Ultimately, the Supreme Court rejected the lower courts’ refusal to respect the individual corporate forms of the three S-corporations.
In so doing, the South Carolina Supreme Court, for the first time, adopted the single business enterprise theory and established the criteria for disregarding the corporate existence of commonly owned sibling entities.
Why does this matter?
In the case, South Carolina’s Supreme Court limited the single business enterprise or amalgamation of interests theory. Common ownership and control, similarities between the companies, shared finances or mutual purposes is no longer sufficient to negate a business owner’s choice of corporate structure. Further, the fact that business owners chose a structure specifically to shield themselves from personal liability or ignoring corporate formalities, such as annual meetings, will not warrant veil-piercing.
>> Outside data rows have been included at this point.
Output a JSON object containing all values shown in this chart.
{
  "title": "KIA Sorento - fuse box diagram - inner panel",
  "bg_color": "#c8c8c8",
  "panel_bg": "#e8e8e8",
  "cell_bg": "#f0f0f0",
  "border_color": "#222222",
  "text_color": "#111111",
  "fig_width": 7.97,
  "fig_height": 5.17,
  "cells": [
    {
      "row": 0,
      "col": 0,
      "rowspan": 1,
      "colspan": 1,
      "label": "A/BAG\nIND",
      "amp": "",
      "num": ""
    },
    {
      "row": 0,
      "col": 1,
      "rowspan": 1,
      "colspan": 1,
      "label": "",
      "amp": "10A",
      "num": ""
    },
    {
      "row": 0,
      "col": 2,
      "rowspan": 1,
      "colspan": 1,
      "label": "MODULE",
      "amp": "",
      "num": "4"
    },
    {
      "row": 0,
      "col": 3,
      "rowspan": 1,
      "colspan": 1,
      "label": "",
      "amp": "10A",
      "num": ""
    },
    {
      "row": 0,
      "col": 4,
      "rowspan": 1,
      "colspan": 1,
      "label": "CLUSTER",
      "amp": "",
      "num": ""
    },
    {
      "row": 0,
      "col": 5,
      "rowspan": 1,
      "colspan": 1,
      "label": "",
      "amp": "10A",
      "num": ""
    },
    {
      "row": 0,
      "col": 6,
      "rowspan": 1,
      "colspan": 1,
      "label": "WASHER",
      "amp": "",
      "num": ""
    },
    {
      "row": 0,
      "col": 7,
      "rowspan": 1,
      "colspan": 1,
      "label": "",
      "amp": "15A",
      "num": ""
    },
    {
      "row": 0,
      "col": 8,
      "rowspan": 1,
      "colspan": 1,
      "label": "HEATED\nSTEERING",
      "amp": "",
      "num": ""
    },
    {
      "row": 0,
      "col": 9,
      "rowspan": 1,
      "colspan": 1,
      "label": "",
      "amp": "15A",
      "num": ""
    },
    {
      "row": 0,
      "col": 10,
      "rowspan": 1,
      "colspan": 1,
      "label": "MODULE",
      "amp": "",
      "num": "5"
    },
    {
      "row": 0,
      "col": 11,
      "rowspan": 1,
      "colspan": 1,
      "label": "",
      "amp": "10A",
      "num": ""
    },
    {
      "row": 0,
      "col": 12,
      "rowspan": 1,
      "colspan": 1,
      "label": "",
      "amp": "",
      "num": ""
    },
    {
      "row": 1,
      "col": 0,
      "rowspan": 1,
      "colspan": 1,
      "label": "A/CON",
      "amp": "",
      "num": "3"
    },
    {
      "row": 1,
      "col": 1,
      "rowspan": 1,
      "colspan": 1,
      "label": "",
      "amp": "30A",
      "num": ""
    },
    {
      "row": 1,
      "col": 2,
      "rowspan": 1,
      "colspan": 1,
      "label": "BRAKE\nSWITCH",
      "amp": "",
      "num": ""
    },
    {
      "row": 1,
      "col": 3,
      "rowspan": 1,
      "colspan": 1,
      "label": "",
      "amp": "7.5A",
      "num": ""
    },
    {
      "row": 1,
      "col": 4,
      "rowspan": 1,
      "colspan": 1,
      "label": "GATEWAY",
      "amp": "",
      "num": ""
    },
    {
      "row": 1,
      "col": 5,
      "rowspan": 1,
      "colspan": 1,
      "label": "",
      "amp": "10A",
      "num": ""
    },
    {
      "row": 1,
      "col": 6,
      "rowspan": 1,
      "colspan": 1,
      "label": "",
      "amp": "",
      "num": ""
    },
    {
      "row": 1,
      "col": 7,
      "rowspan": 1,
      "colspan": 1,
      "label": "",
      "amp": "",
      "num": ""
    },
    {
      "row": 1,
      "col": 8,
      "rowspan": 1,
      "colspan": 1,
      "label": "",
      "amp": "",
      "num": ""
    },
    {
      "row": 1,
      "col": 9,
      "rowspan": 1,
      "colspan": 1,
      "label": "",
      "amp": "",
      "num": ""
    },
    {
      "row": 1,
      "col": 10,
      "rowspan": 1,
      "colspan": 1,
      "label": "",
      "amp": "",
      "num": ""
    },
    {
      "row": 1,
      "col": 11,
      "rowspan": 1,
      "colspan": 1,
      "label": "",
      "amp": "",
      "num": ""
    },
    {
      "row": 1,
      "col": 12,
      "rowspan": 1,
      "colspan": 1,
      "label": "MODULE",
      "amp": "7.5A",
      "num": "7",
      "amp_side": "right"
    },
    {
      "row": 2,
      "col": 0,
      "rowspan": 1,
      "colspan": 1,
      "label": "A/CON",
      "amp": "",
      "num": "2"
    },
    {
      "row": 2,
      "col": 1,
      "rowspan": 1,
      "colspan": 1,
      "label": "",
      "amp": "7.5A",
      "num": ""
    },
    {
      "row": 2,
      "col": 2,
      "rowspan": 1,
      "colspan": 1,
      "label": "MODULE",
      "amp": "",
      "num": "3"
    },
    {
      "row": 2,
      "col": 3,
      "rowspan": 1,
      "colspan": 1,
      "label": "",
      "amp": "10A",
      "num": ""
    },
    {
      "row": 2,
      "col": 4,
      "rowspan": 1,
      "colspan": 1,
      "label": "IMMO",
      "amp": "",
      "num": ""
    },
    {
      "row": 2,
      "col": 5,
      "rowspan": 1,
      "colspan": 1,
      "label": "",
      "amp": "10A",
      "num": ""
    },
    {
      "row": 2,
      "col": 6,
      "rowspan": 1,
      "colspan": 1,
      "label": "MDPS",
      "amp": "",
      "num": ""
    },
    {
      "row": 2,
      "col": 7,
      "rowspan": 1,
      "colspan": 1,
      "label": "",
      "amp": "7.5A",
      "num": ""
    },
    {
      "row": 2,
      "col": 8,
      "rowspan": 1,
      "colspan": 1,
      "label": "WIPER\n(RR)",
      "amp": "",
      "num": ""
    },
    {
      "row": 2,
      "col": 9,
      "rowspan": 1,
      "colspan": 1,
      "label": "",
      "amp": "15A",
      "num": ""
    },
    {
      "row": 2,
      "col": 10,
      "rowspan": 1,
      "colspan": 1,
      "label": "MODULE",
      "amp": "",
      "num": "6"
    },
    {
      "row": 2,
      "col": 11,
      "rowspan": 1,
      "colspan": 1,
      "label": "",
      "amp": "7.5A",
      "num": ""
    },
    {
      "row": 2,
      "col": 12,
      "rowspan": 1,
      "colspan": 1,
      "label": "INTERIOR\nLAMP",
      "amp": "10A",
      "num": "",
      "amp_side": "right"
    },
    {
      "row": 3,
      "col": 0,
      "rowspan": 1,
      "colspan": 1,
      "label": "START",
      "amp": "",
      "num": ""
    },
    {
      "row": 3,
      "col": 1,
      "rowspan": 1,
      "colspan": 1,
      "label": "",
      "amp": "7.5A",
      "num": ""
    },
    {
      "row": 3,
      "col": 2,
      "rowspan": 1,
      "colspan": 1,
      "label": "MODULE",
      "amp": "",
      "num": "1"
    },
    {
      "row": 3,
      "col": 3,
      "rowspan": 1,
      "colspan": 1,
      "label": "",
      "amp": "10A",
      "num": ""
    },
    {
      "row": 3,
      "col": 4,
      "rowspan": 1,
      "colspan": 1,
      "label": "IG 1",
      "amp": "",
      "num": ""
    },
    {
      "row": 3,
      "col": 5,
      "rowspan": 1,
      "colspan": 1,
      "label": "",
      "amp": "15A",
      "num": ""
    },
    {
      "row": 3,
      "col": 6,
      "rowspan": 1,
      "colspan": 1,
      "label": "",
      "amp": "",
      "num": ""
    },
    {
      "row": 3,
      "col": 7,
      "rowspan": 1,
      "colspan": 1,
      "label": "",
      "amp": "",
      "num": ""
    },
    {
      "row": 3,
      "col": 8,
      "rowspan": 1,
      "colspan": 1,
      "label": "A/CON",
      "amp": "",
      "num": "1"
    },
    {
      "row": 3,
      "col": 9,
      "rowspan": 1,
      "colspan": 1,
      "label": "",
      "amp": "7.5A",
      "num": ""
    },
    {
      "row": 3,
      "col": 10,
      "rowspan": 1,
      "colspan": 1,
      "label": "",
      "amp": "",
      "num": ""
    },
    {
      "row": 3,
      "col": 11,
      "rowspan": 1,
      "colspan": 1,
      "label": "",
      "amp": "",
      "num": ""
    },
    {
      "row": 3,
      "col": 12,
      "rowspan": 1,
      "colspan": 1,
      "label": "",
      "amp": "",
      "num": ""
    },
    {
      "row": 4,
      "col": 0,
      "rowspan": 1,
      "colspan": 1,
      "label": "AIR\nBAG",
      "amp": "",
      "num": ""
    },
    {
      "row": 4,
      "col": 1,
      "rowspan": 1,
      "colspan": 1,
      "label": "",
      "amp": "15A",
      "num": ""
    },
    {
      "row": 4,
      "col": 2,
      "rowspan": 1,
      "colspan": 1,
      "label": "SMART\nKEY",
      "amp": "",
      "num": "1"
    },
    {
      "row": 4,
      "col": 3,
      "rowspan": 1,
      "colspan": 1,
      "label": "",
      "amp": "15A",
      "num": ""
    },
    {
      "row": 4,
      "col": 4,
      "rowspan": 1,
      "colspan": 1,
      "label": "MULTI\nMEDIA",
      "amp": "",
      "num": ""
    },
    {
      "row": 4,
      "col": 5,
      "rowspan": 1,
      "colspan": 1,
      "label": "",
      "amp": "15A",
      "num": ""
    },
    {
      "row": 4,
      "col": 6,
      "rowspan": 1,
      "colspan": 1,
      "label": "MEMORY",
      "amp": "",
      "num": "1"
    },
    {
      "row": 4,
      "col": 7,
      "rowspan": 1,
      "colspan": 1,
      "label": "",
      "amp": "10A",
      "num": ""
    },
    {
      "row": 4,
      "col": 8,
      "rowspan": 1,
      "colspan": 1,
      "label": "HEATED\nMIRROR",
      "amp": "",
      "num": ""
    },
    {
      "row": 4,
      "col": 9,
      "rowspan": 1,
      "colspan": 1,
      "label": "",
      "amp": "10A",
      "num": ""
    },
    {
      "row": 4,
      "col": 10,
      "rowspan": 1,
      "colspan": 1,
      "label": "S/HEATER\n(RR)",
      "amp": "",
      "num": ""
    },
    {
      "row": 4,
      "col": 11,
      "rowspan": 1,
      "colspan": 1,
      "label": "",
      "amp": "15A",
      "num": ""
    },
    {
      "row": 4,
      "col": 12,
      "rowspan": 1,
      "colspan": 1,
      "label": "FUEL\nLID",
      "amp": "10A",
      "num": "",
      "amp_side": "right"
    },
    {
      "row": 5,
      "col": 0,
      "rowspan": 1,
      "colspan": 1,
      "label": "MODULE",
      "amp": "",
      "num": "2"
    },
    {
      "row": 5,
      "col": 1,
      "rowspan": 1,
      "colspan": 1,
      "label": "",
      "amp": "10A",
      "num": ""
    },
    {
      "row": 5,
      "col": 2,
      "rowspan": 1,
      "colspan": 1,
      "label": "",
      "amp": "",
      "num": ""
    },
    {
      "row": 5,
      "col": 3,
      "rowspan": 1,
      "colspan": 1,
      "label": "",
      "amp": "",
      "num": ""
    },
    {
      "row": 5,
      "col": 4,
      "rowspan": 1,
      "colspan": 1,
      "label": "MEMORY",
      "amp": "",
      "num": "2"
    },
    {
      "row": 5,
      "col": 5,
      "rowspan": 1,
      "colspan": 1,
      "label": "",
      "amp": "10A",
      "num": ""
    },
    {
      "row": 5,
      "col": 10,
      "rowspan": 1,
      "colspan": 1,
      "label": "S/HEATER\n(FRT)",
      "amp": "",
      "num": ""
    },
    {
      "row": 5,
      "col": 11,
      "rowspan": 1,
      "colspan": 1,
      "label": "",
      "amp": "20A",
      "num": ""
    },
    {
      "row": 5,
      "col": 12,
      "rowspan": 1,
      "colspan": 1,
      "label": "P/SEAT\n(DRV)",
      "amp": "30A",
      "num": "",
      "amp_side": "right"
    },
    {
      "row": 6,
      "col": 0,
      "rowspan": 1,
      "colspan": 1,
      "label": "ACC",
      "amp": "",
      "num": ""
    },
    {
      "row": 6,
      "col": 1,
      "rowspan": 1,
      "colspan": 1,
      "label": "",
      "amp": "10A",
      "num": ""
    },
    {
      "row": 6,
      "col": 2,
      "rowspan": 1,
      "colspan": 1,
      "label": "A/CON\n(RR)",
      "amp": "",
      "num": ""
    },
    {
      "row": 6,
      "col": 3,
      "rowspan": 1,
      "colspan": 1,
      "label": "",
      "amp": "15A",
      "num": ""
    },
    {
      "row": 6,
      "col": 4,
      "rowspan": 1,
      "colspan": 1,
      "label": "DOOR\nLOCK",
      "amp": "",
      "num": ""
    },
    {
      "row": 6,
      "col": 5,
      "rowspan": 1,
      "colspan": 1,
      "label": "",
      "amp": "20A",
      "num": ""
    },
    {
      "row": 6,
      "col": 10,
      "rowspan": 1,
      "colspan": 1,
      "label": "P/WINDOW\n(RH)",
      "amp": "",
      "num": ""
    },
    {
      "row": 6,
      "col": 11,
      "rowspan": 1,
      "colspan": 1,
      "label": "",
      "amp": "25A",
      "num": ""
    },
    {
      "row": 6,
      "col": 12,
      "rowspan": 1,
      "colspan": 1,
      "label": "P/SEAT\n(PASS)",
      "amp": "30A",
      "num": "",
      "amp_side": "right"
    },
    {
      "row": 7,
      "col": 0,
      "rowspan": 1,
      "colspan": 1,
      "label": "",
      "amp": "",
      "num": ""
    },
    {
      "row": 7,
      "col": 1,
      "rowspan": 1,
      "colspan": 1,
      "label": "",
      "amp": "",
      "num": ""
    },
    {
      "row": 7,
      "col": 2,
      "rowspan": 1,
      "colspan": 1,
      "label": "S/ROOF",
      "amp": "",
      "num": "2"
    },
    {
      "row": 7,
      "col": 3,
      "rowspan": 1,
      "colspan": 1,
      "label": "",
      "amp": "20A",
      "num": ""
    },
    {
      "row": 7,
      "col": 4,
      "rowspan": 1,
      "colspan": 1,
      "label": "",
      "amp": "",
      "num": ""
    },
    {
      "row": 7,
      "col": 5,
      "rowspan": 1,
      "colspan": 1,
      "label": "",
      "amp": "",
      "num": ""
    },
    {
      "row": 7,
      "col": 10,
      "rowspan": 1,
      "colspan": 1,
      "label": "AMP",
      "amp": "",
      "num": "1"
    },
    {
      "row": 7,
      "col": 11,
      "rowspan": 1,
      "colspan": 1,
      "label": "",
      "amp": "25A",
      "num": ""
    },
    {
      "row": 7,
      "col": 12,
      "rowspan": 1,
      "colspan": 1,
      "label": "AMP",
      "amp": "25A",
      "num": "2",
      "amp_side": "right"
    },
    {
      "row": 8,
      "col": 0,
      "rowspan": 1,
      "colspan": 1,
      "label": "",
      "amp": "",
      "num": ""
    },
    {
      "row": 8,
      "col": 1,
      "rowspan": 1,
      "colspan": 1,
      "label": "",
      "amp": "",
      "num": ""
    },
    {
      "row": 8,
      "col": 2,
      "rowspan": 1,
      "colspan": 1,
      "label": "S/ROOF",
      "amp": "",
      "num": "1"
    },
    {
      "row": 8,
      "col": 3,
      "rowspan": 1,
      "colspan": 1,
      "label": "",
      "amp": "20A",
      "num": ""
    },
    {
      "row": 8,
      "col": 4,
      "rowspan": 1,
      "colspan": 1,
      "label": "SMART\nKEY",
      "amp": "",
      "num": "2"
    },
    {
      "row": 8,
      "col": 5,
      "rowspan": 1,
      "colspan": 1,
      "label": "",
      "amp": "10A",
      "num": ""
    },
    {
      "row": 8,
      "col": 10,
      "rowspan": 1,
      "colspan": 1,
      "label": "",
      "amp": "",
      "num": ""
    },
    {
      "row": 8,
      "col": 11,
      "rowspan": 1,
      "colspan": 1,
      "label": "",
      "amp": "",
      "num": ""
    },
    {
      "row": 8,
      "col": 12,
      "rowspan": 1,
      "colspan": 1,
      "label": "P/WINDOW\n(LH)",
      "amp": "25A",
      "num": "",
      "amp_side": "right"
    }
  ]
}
Instead, the party seeking to pierce the corporate veil must establish: “bad faith, abuse, fraud, wrongdoing, or injustice resulting from the blurring of the entities’ legal distinctions.”
In adopting this narrowly drawn common enterprise theory, the Court has now clarified that businesses can create subsidiaries in order to shield themselves and their owners from liability. The Court further held that equitable disregarding of the business entity only can take place upon a showing of bad faith or abuse, fraud, evasion of existing obligations, circumvention of statutes, monopolization, criminal conduct and the like.